Em geral, governantes têm dificuldade para reconhecer os próprios erros. Em seu terceiro mandato na Presidência, Lula honra essa regra como poucos. Até petistas gostam de ironizar a suposta fama de infalível do chefe. Eles dizem que, se algo dá errado no governo, a culpa é de algum ministro ou assessor. Jamais do mandatário. Se uma situação foge do controle, a responsabilidade tem que ser de adversários, sabotadores e até da mãe natureza.
Como mostra uma reportagem da nova edição de VEJA, o governo não tinha plano de contingência, política de prevenção e orçamento para evitar e combater a devastação provocada pela seca e os incêndios no país. Na reunião com representantes dos Três Poderes, Lula até admitiu que “a gente não estava 100% preparado” para lidar com a situação, mas preferiu reforçar a suspeita de que há uma atuação coordenada de criminosos para desgastar a sua administração. Uma sabotagem de apoiadores do ex-presidente Jair Bolsonaro, insinuou o petista.
Cortina de fumaça
O presidente é conhecido pelo hábito de tentar terceirizar responsabilidades. Além de apontar o dedo para bolsonaristas, auxiliares dele têm reclamado dos governadores, que teriam incorrido no pecado da omissão. A ministra do Meio Ambiente, Marina Silva, por exemplo, declarou que estados demoraram a proibir o uso controlado do fogo a fim de evitar a propagação de incêndios. A própria convocação de uma reunião com representantes dos Três Poderes foi uma forma de Lula tentar diluir os prejuízos de imagem.

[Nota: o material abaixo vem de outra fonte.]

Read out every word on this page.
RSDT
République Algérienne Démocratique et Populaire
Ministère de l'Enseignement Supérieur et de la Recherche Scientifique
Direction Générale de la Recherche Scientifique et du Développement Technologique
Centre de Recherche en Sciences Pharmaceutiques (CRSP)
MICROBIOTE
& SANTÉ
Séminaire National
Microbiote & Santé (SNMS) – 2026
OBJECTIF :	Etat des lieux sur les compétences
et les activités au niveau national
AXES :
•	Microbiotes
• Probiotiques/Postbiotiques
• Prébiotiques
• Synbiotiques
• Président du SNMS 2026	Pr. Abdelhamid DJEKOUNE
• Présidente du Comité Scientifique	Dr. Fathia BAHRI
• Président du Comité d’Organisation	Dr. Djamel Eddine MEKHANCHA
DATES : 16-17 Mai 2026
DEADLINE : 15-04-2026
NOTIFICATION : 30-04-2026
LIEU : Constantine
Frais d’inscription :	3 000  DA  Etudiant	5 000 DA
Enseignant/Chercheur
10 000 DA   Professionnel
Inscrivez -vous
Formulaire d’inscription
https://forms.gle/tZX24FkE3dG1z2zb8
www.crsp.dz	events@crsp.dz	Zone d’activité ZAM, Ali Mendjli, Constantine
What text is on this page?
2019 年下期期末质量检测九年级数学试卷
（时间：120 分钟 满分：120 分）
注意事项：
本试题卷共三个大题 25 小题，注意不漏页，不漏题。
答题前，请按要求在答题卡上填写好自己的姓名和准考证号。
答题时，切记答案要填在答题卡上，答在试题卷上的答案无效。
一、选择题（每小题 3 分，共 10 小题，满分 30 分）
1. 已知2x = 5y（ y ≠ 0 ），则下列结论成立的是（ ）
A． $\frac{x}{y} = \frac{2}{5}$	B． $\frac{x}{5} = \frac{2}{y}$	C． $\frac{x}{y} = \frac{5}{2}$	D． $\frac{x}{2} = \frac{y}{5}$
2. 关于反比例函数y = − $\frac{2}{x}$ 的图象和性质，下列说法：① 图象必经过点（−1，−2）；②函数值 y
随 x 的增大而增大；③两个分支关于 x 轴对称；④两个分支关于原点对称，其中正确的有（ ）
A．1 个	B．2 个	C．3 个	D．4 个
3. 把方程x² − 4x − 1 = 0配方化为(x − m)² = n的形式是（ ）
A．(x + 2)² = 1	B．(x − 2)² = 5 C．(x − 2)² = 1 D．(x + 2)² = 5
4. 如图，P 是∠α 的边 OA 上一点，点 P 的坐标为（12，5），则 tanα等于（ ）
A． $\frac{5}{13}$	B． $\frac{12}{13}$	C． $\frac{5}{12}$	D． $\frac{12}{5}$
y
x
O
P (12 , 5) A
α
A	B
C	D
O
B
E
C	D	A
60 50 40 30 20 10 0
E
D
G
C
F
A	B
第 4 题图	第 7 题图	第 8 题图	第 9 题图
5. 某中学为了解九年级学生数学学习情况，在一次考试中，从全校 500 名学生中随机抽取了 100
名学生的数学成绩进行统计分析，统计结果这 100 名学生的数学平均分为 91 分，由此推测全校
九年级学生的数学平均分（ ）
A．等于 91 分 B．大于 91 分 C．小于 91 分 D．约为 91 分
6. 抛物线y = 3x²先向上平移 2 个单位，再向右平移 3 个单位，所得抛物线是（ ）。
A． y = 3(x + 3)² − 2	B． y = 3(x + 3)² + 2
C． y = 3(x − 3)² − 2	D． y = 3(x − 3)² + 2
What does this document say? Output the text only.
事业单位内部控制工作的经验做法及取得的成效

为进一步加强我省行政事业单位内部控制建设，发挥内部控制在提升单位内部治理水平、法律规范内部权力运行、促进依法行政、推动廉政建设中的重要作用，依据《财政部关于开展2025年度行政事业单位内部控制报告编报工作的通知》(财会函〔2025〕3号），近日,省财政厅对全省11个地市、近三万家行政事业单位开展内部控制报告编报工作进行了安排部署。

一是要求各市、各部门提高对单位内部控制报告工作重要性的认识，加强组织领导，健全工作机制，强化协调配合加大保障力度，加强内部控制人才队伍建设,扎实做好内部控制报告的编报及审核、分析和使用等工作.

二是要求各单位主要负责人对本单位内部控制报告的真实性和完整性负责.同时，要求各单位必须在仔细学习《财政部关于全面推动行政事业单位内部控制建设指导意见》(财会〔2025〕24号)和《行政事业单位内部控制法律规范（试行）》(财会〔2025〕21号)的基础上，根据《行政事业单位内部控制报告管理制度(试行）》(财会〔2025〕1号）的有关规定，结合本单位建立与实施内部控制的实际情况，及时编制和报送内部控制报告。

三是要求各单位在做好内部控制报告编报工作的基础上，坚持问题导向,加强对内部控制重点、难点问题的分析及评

Os danos são consideráveis. Segundo pesquisa do Ipec, a avaliação do governo continua estável, com 35% de “ótimo e bom” e 34% de “ruim e péssimo”. Uma análise setor por setor, no entanto, revela que a desaprovação registrou o maior salto justamente no quesito meio ambiente. O total de “ruim e péssimo”, que era de 33% em abril, passou para 44%, puxado principalmente pelos entrevistados das regiões Norte e Centro-Oeste, onde estão localizados a Amazônia e o Pantanal.
Diante do desgaste, o presidente anunciou a liberação de pouco mais de 500 milhões de reais para o combate às queimadas e medidas destinadas a simplificar a liberação de recursos do chamado Fundo Amazônia, que recebe doações internacionais
Fogo amigo
Na reunião dos Três Poderes, Marina elogiou o presidente, afirmando que ele recompôs o orçamento e uma série de atribuições da pasta, mas ressaltou com cuidado o que o governo ainda não fez. A ministra defendeu a implantação de um plano de prevenção e combate a eventos climáticos severos, que está parado na Casa Civil. Se adotado, poderia ter, segundo ela, o mesmo efeito do plano de combate ao desmatamento, que teria reduzido esse indicador pela metade entre 2022 e 2023.
Marina também mencionou a criação da Autoridade Climática, que funcionaria de forma autônoma e perseguiria objetivos específicos, como ocorre com o Banco Central. Na última campanha presidencial, Lula prometeu implantar a Autoridade Climática, mas a ideia foi abandonada porque nichos da burocracia não querem perder poder e também por enfrentar a resistência de setores do agronegócio influentes no Congresso. Agora, para apagar o incêndio, o presidente parece propenso a abraçar a ideia.